Il primo grande successo che ha dato il via al tutto avviene con il vino Balciana (annata 1997) all’International Wine Challenge di Londra nel 1999. Fra gli 8.500 vini bianchi presenti e provenienti da 34 Paesi, il Balciana si è aggiudicato l’Italian White Wine Trophy (premio come miglior vino bianco italiano) e l’ambitissimo White Wine Trophy (premio come miglior vino bianco del mondo).

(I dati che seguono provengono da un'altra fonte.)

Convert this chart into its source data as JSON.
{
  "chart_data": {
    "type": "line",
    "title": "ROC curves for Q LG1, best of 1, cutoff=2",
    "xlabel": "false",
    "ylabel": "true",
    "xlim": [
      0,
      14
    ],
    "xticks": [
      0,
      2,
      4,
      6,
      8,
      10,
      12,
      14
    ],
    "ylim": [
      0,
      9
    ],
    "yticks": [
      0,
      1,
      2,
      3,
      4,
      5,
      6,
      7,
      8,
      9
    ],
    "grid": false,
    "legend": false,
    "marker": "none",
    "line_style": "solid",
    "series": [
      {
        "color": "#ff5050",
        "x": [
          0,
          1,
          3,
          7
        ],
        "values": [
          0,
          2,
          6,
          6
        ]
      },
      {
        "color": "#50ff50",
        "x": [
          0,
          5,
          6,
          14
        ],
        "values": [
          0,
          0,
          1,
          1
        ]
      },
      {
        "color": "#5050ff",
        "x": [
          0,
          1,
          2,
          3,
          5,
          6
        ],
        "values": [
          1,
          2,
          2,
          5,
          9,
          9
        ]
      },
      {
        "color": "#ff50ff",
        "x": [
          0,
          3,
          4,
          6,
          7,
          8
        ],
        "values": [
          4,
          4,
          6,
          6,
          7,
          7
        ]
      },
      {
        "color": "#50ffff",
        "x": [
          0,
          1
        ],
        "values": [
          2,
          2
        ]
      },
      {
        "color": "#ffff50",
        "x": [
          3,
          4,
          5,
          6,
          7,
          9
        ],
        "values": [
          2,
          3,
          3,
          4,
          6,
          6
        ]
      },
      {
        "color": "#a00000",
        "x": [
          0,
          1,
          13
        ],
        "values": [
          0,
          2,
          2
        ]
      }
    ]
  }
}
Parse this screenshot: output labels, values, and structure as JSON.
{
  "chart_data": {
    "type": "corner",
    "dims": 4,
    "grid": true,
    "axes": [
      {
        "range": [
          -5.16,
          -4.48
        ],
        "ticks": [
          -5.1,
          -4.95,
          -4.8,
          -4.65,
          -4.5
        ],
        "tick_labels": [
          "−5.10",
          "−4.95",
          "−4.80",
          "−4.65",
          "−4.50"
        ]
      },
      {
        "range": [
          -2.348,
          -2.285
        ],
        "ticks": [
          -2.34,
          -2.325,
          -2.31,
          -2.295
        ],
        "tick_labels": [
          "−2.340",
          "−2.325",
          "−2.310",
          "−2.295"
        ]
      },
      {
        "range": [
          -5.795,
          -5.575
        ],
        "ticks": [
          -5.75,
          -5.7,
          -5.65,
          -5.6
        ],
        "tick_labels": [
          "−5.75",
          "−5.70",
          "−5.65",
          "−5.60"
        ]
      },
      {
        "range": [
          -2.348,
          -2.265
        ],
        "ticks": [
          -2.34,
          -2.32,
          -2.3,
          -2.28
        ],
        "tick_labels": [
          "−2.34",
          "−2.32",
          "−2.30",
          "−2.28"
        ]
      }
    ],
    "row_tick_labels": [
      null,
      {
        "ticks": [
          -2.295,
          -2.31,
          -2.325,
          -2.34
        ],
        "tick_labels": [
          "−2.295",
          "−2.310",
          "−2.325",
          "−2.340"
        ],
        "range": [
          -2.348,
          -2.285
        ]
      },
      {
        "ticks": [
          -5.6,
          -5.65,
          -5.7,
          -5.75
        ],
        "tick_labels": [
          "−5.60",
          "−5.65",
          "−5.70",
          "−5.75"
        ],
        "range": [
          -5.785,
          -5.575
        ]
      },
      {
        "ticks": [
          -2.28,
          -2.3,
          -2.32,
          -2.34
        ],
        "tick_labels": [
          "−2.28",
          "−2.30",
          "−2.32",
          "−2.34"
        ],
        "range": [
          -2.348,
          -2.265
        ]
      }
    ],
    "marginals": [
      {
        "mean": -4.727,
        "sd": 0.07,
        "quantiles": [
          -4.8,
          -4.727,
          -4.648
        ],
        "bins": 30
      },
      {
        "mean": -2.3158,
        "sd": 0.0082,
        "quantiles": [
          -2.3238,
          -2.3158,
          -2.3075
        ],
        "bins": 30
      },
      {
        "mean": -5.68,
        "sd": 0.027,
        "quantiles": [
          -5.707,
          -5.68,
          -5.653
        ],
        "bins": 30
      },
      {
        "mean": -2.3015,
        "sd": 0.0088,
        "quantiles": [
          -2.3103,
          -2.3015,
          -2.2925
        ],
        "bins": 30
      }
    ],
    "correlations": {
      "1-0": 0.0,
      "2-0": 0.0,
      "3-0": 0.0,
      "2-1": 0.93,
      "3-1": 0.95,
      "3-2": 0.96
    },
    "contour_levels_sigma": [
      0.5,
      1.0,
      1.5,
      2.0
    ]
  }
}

La nostra S, simbolo inconfondibile di Sartarelli, insieme allo Zero indicano l’impegno della nostra azienda nel “coltivare disinquinando”.
I nostri vini (risultato della nostra produzione vitivinicola) sono senza residuo chimico.

Perché Zero?

Residuo Zero rappresenta la sostenibilità nel vero senso della parola, vale a dire ottenere prodotti sani nel rispetto sia dell’ambiente (ecofriendly) sia della salute del consumatore.
Residuo Zero è un modo di coltivare, semplicemente una strategia di lotta integrata basata su tecnologie e prodotti naturali (induttori di resistenza), in modo tale che nel prodotto primario (uva) e nel prodotto finito (vino) non vi sia alcun residuo di molecole chimiche di sintesi.

Ci sentiamo Pioneri

In questa ottica ci sentiamo Pionieri. Nel 2013 la nostra azienda ha iniziato questo percorso di ricerca, sviluppo e applicazione, che gradualmente si è esteso da un piccolo appezzamento a tutta la superficie aziendale.
La concretizzazione del
Nostro lavoro di campagna e di cantina ha dato la possibilità di redigere linee guida interne aziendali, che sono state certificate, e le quali hanno permesso di acquisire un nuovo modo di intendere Terra, Vite e Uomo quali parti di un unico organismo vivente.

L’attuazione

Nella prima fase vegetativa della vite, prima della fioritura, utilizziamo fitofarmaci. Successivamente, con la formazione degli acini, usiamo esclusivamente gli induttori di resistenza, prodotti altamente tecnologici ed estratti naturali, frutto di accurate ricerche. Ed è proprio in questa fase che spiccano gli induttori di resistenza derivati da erbe, alghe e lieviti, i quali, simulando agli occhi della pianta l’attacco della malattia, stimolano la capacità di reazione tempestiva e in autonomia della pianta stessa.

L’utilizzo di induttori di resistenza, ai quali diamo sempre più spazio poiché giocano un ruolo determinante, significa in primo luogo considerare la vite un essere vivente in grado di reagire attivamente nell’ambiente in cui vive agli attacchi delle malattie della vite e in secondo luogo non intervenire con fitofarmaci di sintesi.

I Risultati

Ne consegue un miglioramento dell’agroecosistema vite, che in particolare si riflette in una maggiore qualità dei grappoli con relativo aumento degli antiossidanti naturali del vino, in fermentazioni che avvengono con regolarità, nonché nell’assenza totale di residui chimici (0,001 mg/kg, limite strumentale) a garanzia per il consumatore di un prodotto sano, sicuro e pulito.

Tutta questa procedura è certificata da RINA AGROQ (Certificato N. AG/PRD/20/97). Terra, Vite e Uomo beneficiano del positivo effetto della conduzione Sartarelli.ZERO.